Fleming utilizes a mixture of collage, wit, and illustration to create work that feels like dispatches from an off-kilter dimension. And while the images and poems range in feel, medium, and tone, their mystery is united by inherent contradictions and warped reflections. The keystone piece is perhaps ‘before mirrors,’ one of the many entries to integrate poetry layered onto photo collage. Reflected from opposing sides of a cracked pocket mirror reads an entry that could practically serve as Fleming’s thesis statement:
“Before mirrors all humans were beautiful
The object of desire
Is ugly when
A mirror reflects”
It is this theme of reflection and refraction that feels like the book’s richest vein. Even the collection’s title, White Noir, brings this idea of reflextion and binary to the forefront. Fleming uses this motif to portray a sense of otherness, be it the perspective of an immigrant, language barrier, or even audience and film, that sets the reader and the subject a world apart. In the layout of the pages themselves, such as the mirrored page placement for ‘wand birth’ and ‘first rise,’ the internal contrast of ‘epitheliazations,’ or the flipped and thematically hilarious ‘New York city exhibitionist and Hoboken New Jersey voyeur on the thirty-second story across the Hudson River,’ Fleming finds fluency when turning his creations on themselves.
These reflections and dual selves give the reader an insight into something that feels tightly wound. Another recurring technique is the use of mirror text, like in the aforementioned exhibitionist/voyeur, or ‘return to the garden,’ which deploys one half of the poem on the left-hand margin while mirroring the text for the right-hand margin. This layer on the right side reveals the deeper meaning obscured on the left. Minos’ Intern deploys a similar variation by going into a more detailed description on the left, but punctuates every other line with the crusty thoughts of a begruding and insecure apprentice (job sucks).

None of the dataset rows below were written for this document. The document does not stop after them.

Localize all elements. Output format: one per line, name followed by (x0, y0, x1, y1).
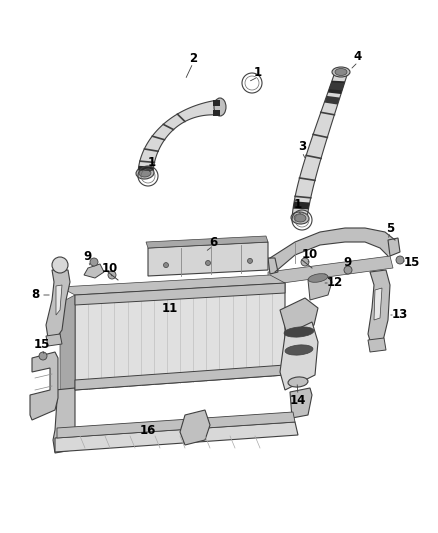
Text: 5: 5 (386, 222, 394, 235)
Ellipse shape (139, 169, 151, 177)
Circle shape (90, 258, 98, 266)
Polygon shape (75, 283, 285, 305)
Polygon shape (280, 298, 318, 338)
Polygon shape (308, 274, 332, 300)
Text: 8: 8 (31, 288, 39, 302)
Polygon shape (213, 100, 220, 106)
Polygon shape (138, 166, 154, 171)
Polygon shape (328, 80, 345, 94)
Polygon shape (30, 352, 58, 420)
Text: 9: 9 (344, 256, 352, 270)
Circle shape (396, 256, 404, 264)
Ellipse shape (285, 345, 313, 355)
Text: 6: 6 (209, 236, 217, 248)
Polygon shape (84, 264, 104, 278)
Polygon shape (368, 270, 390, 347)
Polygon shape (75, 283, 285, 390)
Polygon shape (75, 365, 285, 390)
Polygon shape (57, 412, 295, 438)
Polygon shape (290, 388, 312, 418)
Polygon shape (268, 256, 393, 285)
Polygon shape (268, 258, 278, 274)
Ellipse shape (332, 67, 350, 77)
Circle shape (301, 258, 309, 266)
Polygon shape (280, 322, 318, 390)
Circle shape (163, 263, 169, 268)
Text: 10: 10 (102, 262, 118, 274)
Polygon shape (46, 270, 70, 340)
Text: 12: 12 (327, 277, 343, 289)
Text: 15: 15 (34, 338, 50, 351)
Ellipse shape (288, 377, 308, 387)
Circle shape (247, 259, 252, 263)
Polygon shape (368, 338, 386, 352)
Text: 11: 11 (162, 302, 178, 314)
Circle shape (52, 257, 68, 273)
Polygon shape (293, 201, 310, 209)
Text: 1: 1 (254, 66, 262, 78)
Polygon shape (55, 422, 298, 452)
Text: 2: 2 (189, 52, 197, 64)
Text: 1: 1 (294, 198, 302, 212)
Text: 4: 4 (354, 51, 362, 63)
Polygon shape (292, 72, 348, 218)
Polygon shape (270, 228, 395, 272)
Text: 15: 15 (404, 255, 420, 269)
Text: 10: 10 (302, 248, 318, 262)
Polygon shape (138, 100, 218, 175)
Text: 3: 3 (298, 141, 306, 154)
Polygon shape (60, 275, 285, 295)
Ellipse shape (284, 327, 314, 337)
Polygon shape (388, 238, 400, 256)
Text: 9: 9 (84, 251, 92, 263)
Polygon shape (374, 288, 382, 320)
Circle shape (108, 271, 116, 279)
Text: 16: 16 (140, 424, 156, 437)
Polygon shape (180, 410, 210, 445)
Polygon shape (329, 83, 344, 91)
Text: 14: 14 (290, 393, 306, 407)
Polygon shape (53, 388, 75, 453)
Ellipse shape (308, 273, 328, 282)
Polygon shape (213, 110, 220, 116)
Ellipse shape (335, 69, 347, 76)
Ellipse shape (214, 98, 226, 116)
Polygon shape (324, 96, 340, 104)
Text: 1: 1 (148, 156, 156, 168)
Text: 13: 13 (392, 309, 408, 321)
Ellipse shape (136, 167, 154, 179)
Ellipse shape (291, 212, 309, 224)
Polygon shape (148, 242, 268, 276)
Polygon shape (146, 236, 268, 248)
Polygon shape (56, 285, 62, 315)
Circle shape (344, 266, 352, 274)
Ellipse shape (294, 214, 306, 222)
Polygon shape (46, 334, 62, 346)
Circle shape (39, 352, 47, 360)
Polygon shape (60, 295, 75, 398)
Circle shape (205, 261, 211, 265)
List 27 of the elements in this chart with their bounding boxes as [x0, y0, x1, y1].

It is this sense of marginalia that pervades much of Fleming’s style. Presented as a journal entry, Fleming retells the story of Psycho as a list of sensory experiences encountered by Norman Bates. The half finished doodle of a figure in women’s underwear tells us as much and as little as an entry stating: “Saw/Noticed- Marion’s straight teeth.” By drawing between the lines, Fleming invites us to read even closer.
These minimalist touches make every minor detail important, and the dollhouse quality of the book supplies ample amounts of kitsch in the form of classic movies like Abbot and Costello meet Frankenstein, the Wizard of Oz, or the many collages involving cemeteries, tombstones, and skulls, imbuing the book with a sense of humor and melancholy. Wonder as a colossal Dorothy and Toto stride across the pier of Ellis Island! Puzzle over the pregnant melodrama of the Bride of Frankenstein by way of an org chart. These entries feel personal, and despite their simplicity and goofy humor, hint at some subterranean truth buried underneath.
Only when the shtick is broadened does the joke fall flat. Case in point, ‘Satan’s Ten Commandments,’ a display of the Ten Commandments with words erased to imply their inverse, stretches past the breaking point of irony and thuds into obviousness. Fleming engages with religion more convincingly when invoking Adam and Eve across various pages, and the earnestness present in ‘return to the garden’ feels more genuine than ‘satan.’ And on occasion, the image composition verges from intriguing to baffling, such as the previously mentioned ‘wand birth’ which serves a theme but is otherwise inaccessible. And while not everything needs to mean something, it would be nice to have something you can sink your teeth into.
Fleming does find ways to succeed on this front. Of all the pieces present, most moving are ‘Tree Ring Research Proposal,’ ‘Tree Ring Share,’ and ‘what makes a town?’ A research proposal is a basic outline of the concept of tree rings and their possible relationship to global warming. Opposite them is an arrangement of tree cross-sections. I cannot quite put into words why I was drawn to this page, but there is something ineffible about the image of time so clearly captured in such a plain gesture. This also applies to ‘what makes a town,’ which is little more than an arrangement of small moments onto a clockface but manages to feel grander than the sum of its parts.
Not every reader is looking for something like White Noir. There is a valedicatory quality present, a sort of celebration of one’s hard work for many years. Not that there’s anything wrong with that. Robert Fleming has crafted a body of work that is confounding, insightful, and unique. More importantly, it’s a reflection of him and his world, which he is holding up for us to try and catch a glimpse of ourselves. This is, and should be, the goal of all art. Readers attempting to peer into White Noir will find images that are monochromatic, flat, funny, startlingly simple, and deceptively complex. Sometimes familiar, always strange. To our benefit, it is an imperfect mirror, covered in scratches and slightly shattered. To quote anti-folk troubadour and comic-book socialist Jeffrey Lewis, “It’s the Ones Who’ve Cracked That the Light Shines Through.”